Issued 1898, Meredith, New Hampshire by Meredith News Print.
Rare ephemeral (blatantly racist) 120+ year old broadside announcement / advance advertisement for a Library benefit black dialect minstrel show. Late 19th century Americana of a controversial nature.
This type of random, late 19th century small town local minstrel show broadside has a survival rate which is miniscule in comparison to number printed (let's guess in 100-500 copies range originally), and stray examples (especially so clean in appearance) like this could well be unique today.
Among the songs listed, several are with obvious derogatory black dialect style wording. In addition to a remarkably large cast of 20 local (? or a traveling minstrel show?) actors and actresses, the show included an "Old-time Plantation Cake-walk" introducing the songs "The Dark*y Cavalier" and "My Coal Black Lady" plus classics such as "I wish I was a Little Black Coon, Yes I Do" and ""Keep in de Middle ob de Road" (!).
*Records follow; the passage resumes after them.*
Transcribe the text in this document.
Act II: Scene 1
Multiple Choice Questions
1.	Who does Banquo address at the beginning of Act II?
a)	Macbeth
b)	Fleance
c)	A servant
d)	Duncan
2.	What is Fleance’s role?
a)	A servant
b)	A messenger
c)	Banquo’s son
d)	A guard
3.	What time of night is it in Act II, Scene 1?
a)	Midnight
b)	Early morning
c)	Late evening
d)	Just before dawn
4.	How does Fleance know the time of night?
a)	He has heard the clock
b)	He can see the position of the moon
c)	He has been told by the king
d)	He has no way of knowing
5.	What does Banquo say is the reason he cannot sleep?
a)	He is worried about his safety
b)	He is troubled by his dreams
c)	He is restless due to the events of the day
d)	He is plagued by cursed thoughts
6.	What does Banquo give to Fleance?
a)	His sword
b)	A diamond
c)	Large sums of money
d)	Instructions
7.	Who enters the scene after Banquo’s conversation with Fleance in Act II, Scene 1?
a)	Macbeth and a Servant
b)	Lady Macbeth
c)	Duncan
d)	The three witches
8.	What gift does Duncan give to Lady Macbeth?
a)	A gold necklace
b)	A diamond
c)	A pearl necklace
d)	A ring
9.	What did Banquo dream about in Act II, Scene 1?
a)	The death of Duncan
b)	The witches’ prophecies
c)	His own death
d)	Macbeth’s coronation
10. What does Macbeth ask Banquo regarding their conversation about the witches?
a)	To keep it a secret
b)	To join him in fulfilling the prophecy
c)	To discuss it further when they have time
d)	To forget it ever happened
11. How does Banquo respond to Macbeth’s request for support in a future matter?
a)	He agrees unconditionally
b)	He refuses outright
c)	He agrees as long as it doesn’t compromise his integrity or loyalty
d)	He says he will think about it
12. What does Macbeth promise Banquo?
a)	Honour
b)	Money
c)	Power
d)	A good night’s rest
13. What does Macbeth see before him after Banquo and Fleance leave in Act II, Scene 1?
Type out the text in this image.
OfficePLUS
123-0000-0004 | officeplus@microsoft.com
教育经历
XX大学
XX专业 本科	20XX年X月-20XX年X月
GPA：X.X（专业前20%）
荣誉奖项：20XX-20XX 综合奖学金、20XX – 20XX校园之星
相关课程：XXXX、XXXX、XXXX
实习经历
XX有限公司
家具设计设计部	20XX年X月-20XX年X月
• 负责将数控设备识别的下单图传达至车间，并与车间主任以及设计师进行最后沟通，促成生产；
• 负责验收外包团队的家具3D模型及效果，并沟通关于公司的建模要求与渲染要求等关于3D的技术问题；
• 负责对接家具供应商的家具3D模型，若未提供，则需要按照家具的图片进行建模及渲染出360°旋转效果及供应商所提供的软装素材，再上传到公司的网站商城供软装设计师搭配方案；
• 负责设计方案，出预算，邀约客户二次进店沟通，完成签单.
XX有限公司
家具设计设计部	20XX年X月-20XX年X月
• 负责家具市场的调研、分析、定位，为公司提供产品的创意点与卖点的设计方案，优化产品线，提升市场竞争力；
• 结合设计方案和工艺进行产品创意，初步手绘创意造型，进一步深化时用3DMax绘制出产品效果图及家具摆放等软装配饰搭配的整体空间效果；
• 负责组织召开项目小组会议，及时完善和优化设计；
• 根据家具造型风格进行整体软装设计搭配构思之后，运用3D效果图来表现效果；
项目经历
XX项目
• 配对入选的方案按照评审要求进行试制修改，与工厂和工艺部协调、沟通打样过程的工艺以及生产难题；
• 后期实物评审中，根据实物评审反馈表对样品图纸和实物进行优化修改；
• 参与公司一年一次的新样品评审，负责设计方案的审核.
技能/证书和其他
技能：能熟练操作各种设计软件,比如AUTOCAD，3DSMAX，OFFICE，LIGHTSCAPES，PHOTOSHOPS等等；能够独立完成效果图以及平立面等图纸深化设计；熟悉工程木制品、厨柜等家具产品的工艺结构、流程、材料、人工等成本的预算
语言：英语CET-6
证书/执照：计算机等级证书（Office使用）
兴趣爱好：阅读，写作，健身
Mr. James Horrigan was also there performing banjo songs in his "Black-Face", plus doing "monologues and funny sayings". Mr. E.C. Morse of Manchester, N.H. had "kindly volunteered to deliver a "Darkey Stump Speech". A social promenade followed the show and all were invited to attend. Oh yeah, let's all get together in public to laugh at and make fun of people who are different from us, particularly those we don't understand or sympathize with for whatever reasons we have. Tickets were available down at "Sanborn's Drug Store" in the village center [George F. Sanborn, Meredith].
Soft old fold lines, possibly as issued? [for sending within an envelope as advance advertisement].
Sheet Measures c. 15 1/2" H x 6 1/2" W.